Dr. Ryan Stanton recently had a patient who began their conversation by saying, “I’m not afraid of any China virus.” From that point on, he knew what he was up against in dealing with the patient’s politics and misguided beliefs about the virus.
Stanton blamed people like far-right conspiracy theorist Alex Jones for spreading some of the misinformation that has taken root among his patients. Among them is that the vaccine contains fetal cells. Another said it “is a simple fact that the vaccine has killed millions.”
“In fact,” he said, “that couldn’t be more wrong.”
It’s tough to watch, especially after living through the early surges. On his worst shift last fall, an elderly nursing home patient arrived, close to death. She hadn’t seen her family in months, so staff wheeled her outside in the ambulance bay so her relatives could say their goodbyes from 20 feet away. He snapped a picture of the scene so he could remember the horror.
There was hope after the vaccines arrived, but then came the delta variant and a slowdown in immunizations.
“Really it amazes me the number of people who have this huge fear, conspiracy theory about vaccines and will honest to God try anything, including a veterinary medicine, to get better,” said Stanton.
For Trunsky, the vaccine pushback grew so intense that he turned to Facebook to describe the ire he confronts on a daily basis at his hospital in Troy, Michigan. The post listed eight encounters he had in the two previous days alone in which COVID-19 patients explained misinformation-fueled reasons for not getting vaccines or made demands for unproven treatments.
Example No. 5 was a patient who said he’d rather die than take the vaccine. Trunsky’s response: “You may get your wish.”
He has heard a litany of misinformation about the vaccine: They say it’s not proven and only experimental when in fact it is not. Others tell him the vaccine is a “personal choice and that the government shouldn’t tell me what to do.” He also has heard patients tell them they are too sick and didn’t want to risk the side effects of the vaccine. One young mother told him she wasn’t vaccinated because she was breastfeeding, although her pediatrician and obstetrician urged her it was safe. She had to be hospitalized but eventually got a shot.

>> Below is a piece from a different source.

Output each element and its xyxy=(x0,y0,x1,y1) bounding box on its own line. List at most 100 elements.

Others, though, take out their anger on health care providers. Some threaten to call attorneys if they don’t get a prescription for Ivermectin, commonly used by veterinarians to kill worms and parasites. The drug can cause harmful side effects and there’s little evidence it helps with the coronavirus.
Dr. Carl Lambert hears lots of wild misinformation from his patients. Some comes from the Bible interpretations; some originates from the rapper Nicki Minaj.

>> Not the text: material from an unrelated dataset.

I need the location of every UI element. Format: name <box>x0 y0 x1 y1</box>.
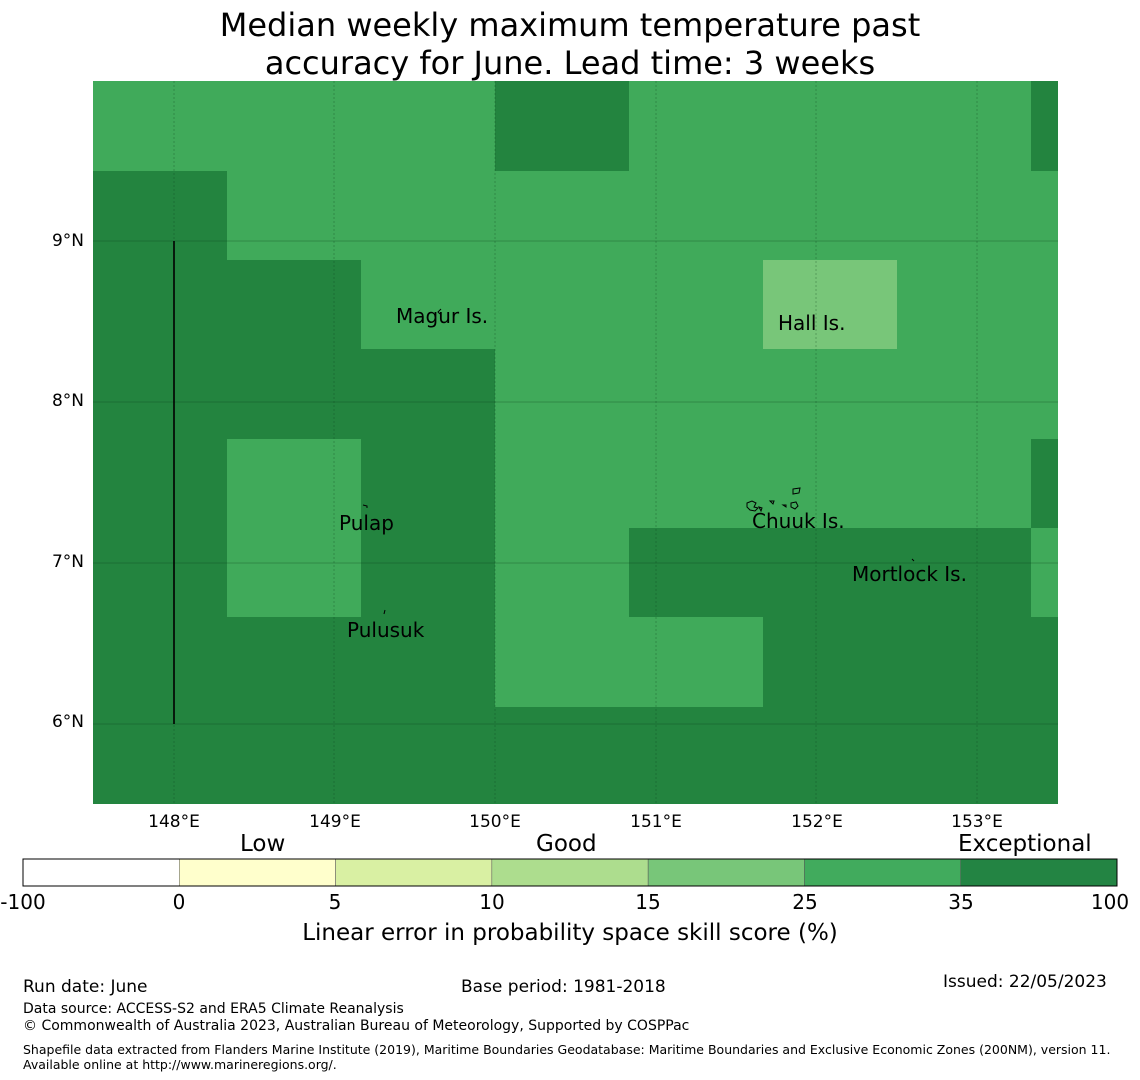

Some of it is the stuff of internet conspiracy theories, like there’s a chip in the vaccine that will take over their DNA.
“Impossible scientifically,” says the family physician in Chicago. He also hears patients tell him that the vaccine will weaken their immune systems. He responds: “Immunology 101. Vaccines help your immune system.”
Recently he received a flurry of messages from patients who were worried about damage to their testicles — a rumor he ultimately traced back to an erroneous tweet from Minaj alleging that the vaccine causes impotence.
“And I was like, ‘That’s outlandish. That’s a bit outrageous.' So a lot of just kind of counseling that I did not expect to have to do.”
Some of the misinformation is delivered from the pulpit, he said. People have sent him sermons of preachers saying the vaccine is “ungodly or there’s something in it that will mark you,” a reference to a verse in Revelation about the “mark of the beast” that some Christians cite in not getting vaccinated.